Es ist ein kleiner Tempel. Erst nach dem Untergang sind Türme angebaut worden, um mehr Platz zu schaffen, denn es sind nicht mehr nur allein die Seeleute, die Alarias Segen suchen. Mittlerweile interessieren sich zunehmend auch die Bewohner der Stadt dafür, die Göttin des Meeres milde zu stimmen. Es sind jene, die der Kuppel wenig Vertrauen schenken, auch viele Halb-Meereswesen, die den Weg in das Herz des Ozeans finden.
Seither ist man bemüht, den Tempel ansprechender zu gestalten. Bildhauer haben die Fassade mit Reliefs verziert, die Elemente des Meeres darstellen, und in die alten Muschelreliefs sind große blaue Perlen eingesetzt worden.

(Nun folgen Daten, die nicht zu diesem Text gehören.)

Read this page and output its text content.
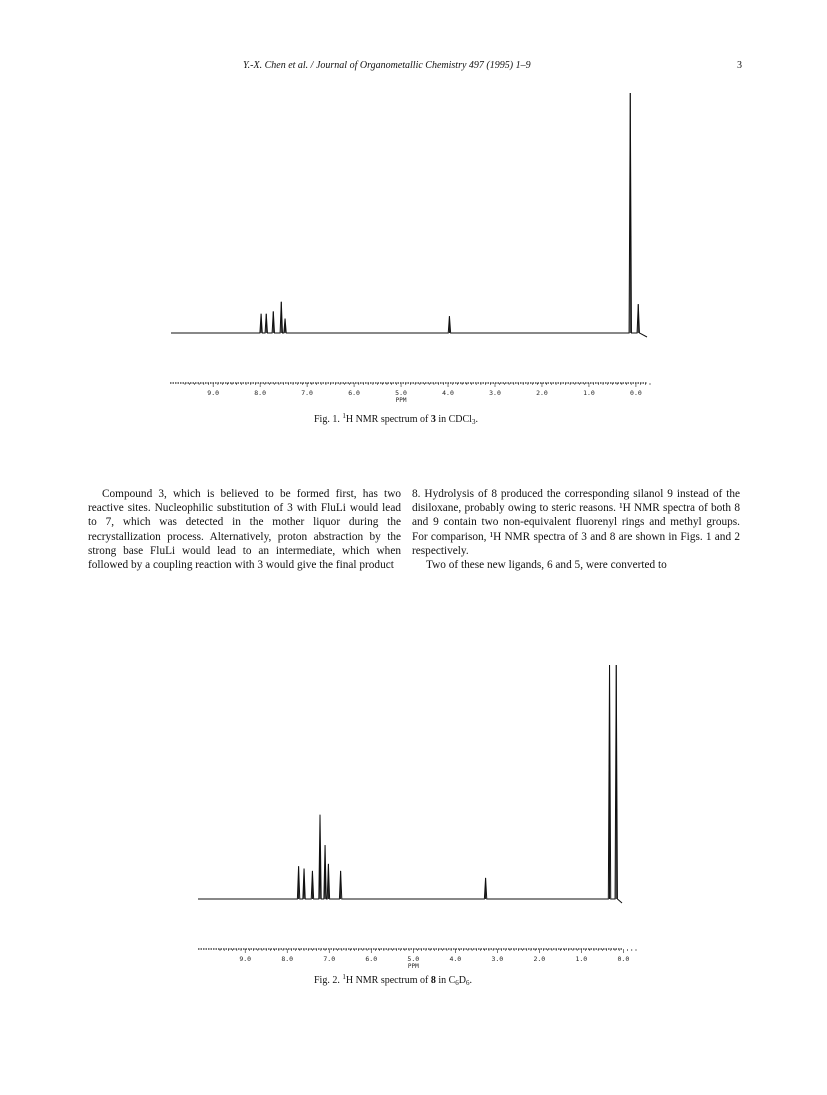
Y.-X. Chen et al. / Journal of Organometallic Chemistry 497 (1995) 1–9	3
9.0	8.0	7.0	6.0	5.0	4.0	3.0	2.0	1.0	0.0
PPM
Fig. 1. $^1$H NMR spectrum of 3 in CDCl$_3$.

Compound 3, which is believed to be formed first, has two reactive sites. Nucleophilic substitution of 3 with FluLi would lead to 7, which was detected in the mother liquor during the recrystallization process. Alternatively, proton abstraction by the strong base FluLi would lead to an intermediate, which when followed by a coupling reaction with 3 would give the final product

8. Hydrolysis of 8 produced the corresponding silanol 9 instead of the disiloxane, probably owing to steric reasons. ¹H NMR spectra of both 8 and 9 contain two non-equivalent fluorenyl rings and methyl groups. For comparison, ¹H NMR spectra of 3 and 8 are shown in Figs. 1 and 2 respectively.

Two of these new ligands, 6 and 5, were converted to

9.0	8.0	7.0	6.0	5.0	4.0	3.0	2.0	1.0	0.0
PPM
Fig. 2. $^1$H NMR spectrum of 8 in $C_6D_6$.
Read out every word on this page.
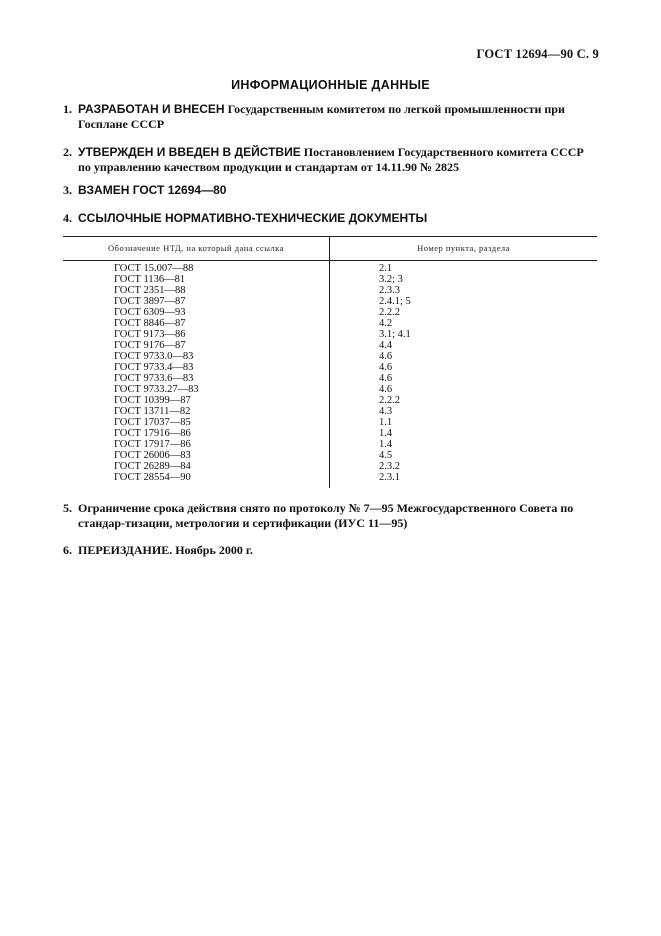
ГОСТ 12694—90 С. 9
ИНФОРМАЦИОННЫЕ ДАННЫЕ
1. РАЗРАБОТАН И ВНЕСЕН Государственным комитетом по легкой промышленности при Госплане СССР
2. УТВЕРЖДЕН И ВВЕДЕН В ДЕЙСТВИЕ Постановлением Государственного комитета СССР по управлению качеством продукции и стандартам от 14.11.90 № 2825
3. ВЗАМЕН ГОСТ 12694—80
4. ССЫЛОЧНЫЕ НОРМАТИВНО-ТЕХНИЧЕСКИЕ ДОКУМЕНТЫ
Обозначение НТД, на который дана ссылка	Номер пункта, раздела
ГОСТ 15.007—88	2.1
ГОСТ 1136—81	3.2; 3
ГОСТ 2351—88	2.3.3
ГОСТ 3897—87	2.4.1; 5
ГОСТ 6309—93	2.2.2
ГОСТ 8846—87	4.2
ГОСТ 9173—86	3.1; 4.1
ГОСТ 9176—87	4.4
ГОСТ 9733.0—83	4.6
ГОСТ 9733.4—83	4.6
ГОСТ 9733.6—83	4.6
ГОСТ 9733.27—83	4.6
ГОСТ 10399—87	2.2.2
ГОСТ 13711—82	4.3
ГОСТ 17037—85	1.1
ГОСТ 17916—86	1.4
ГОСТ 17917—86	1.4
ГОСТ 26006—83	4.5
ГОСТ 26289—84	2.3.2
ГОСТ 28554—90	2.3.1
5. Ограничение срока действия снято по протоколу № 7—95 Межгосударственного Совета по стандар-тизации, метрологии и сертификации (ИУС 11—95)
6. ПЕРЕИЗДАНИЕ. Ноябрь 2000 г.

Einige dieser Muscheln hat man auf magische Weise zu Lichtern umfunktioniert, die dem Bauwerk einen bläulichen Schein verleihen, die seine Umgebung der Unterwasserwelt gleichen lassen.
Im Inneren hat man an den Wänden runde Wasserbecken geschaffen und Schalen angelegt, aus denen das kühle Nass stetig in die Becken fließt. Ein sanftes Plätschern begleitet den Weg zu beiden Seiten bis zu dem Altarraum mit der großen Muschel Alarias und dem geweihten Ritualwasser.
Die Anzahl der weißen Bänke ist aufgestockt worden, um der steigenden Zahl der Besucher gerecht zu werden. Natürlich erfreut dies die kleine Priesterschar der Alaria ungemein, die sich um das Herz des Ozeans kümmert, und lässt ihre Bedeutung wachsen.
Der Tritonenmischling Anaru Marendas nimmt die Position von Alarias Hohepriester ein. Er ist ein ruhiges Individuum, das man oftmals aufgrund seines weisen Rates aufsucht. Anaru ist in Nir’alenar geboren und hält sich der Heimat der Tritonen und seines Vaters fern, die ihn niemals willkommen geheißen hat. Für lange Zeit war er auf der Suche nach einem Heim und seiner Identität, bis er seine Berufung und seinen Frieden im Dienst Alarias gefunden hat. Und dieser folgt er mit aller Leidenschaft.